Я в последний раз погладил Палиндрома, и мы вышли во двор. Благодаря принятой здесь системе безопасности это было самое спокойное место на ипподроме.
– Скажи, Пит, не было у Билла каких-нибудь неприятностей? – брякнул я без всякой подготовки.
Он, не торопясь, запер стойло Палиндрома, потом медленно повернулся ко мне и так долго стоял, глядя на меня без всякого выражения, что я начал сомневаться, слышал ли он мой вопрос.
Наконец он сказал:
– Это громко сказано – неприятность.

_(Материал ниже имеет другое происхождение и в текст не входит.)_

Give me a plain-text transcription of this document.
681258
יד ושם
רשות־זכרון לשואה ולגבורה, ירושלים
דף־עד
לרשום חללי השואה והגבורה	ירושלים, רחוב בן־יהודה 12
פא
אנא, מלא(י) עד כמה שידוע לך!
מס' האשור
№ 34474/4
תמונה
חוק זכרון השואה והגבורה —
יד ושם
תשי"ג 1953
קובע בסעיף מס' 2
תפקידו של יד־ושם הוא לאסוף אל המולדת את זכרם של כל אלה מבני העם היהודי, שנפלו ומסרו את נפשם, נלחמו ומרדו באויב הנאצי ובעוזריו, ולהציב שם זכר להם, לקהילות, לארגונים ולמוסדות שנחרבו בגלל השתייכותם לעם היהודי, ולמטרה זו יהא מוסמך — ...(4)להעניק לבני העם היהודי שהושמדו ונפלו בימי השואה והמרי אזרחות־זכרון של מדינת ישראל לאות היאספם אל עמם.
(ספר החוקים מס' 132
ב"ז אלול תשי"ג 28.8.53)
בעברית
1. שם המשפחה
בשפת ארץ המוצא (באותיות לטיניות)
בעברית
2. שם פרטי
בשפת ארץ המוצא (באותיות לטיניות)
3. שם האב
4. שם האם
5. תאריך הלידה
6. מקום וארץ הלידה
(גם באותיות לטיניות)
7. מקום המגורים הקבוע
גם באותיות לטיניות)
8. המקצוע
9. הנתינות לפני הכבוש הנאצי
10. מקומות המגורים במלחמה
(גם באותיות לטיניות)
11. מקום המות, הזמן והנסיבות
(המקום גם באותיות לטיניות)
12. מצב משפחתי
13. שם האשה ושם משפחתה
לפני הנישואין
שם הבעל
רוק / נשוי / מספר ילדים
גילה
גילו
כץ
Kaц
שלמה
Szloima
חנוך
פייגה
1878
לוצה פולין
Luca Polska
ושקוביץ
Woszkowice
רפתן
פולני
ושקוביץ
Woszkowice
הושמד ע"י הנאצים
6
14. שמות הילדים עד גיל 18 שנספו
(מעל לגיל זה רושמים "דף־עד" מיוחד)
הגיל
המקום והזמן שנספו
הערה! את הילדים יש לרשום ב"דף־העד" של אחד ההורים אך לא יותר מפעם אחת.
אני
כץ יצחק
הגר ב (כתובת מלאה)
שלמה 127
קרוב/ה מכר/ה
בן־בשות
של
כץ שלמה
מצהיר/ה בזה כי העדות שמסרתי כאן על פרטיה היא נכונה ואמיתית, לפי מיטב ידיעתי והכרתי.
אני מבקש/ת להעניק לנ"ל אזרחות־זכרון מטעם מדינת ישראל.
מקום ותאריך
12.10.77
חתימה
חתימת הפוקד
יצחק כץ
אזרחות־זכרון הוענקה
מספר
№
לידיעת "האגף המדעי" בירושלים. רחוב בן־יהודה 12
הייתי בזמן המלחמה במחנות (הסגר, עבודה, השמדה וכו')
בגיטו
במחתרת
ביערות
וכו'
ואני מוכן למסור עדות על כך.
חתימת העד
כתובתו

Ну, кое-что было...
– Что? – спросил я, когда он снова погрузился в молчание.
Но вместо ответа он сказал:
– А с чего ты взял, что они могли быть, неприятности?
Я рассказал ему о проволоке. Он слушал спокойно, без удивления, но его серые глаза были суровы.
Он сказал:
– Почему никто не слышал об этом раньше?
– Я все рассказал сэру Кресвеллу Стампе и полиции, но, так как проволока исчезла, у них не было никаких вещественных доказательств, и они бросили это дело.
– А ты не бросил? – сказал Пит. – Не то чтобы я в осуждение, ты не подумай, просто мало чем могу помочь. Было вот что... Билл рассказывал про какой-то смехотворный звонок по телефону. Но я не очень-то слушал, голова вечно занята лошадьми, сам понимаешь. Что-то ему говорили насчет того, что, мол, Адмирал упадет... Билл решил, что это чья-то глупая шутка, а я не стал переспрашивать, чего недослышал. Я не думал, что это важно. Когда Билл погиб, я, было, подумал: странно, может, тут и вправду что-то есть. Я тогда спросил тебя, но ты сказал, что не заметил ничего особенного... – Его голос задрожал и прервался.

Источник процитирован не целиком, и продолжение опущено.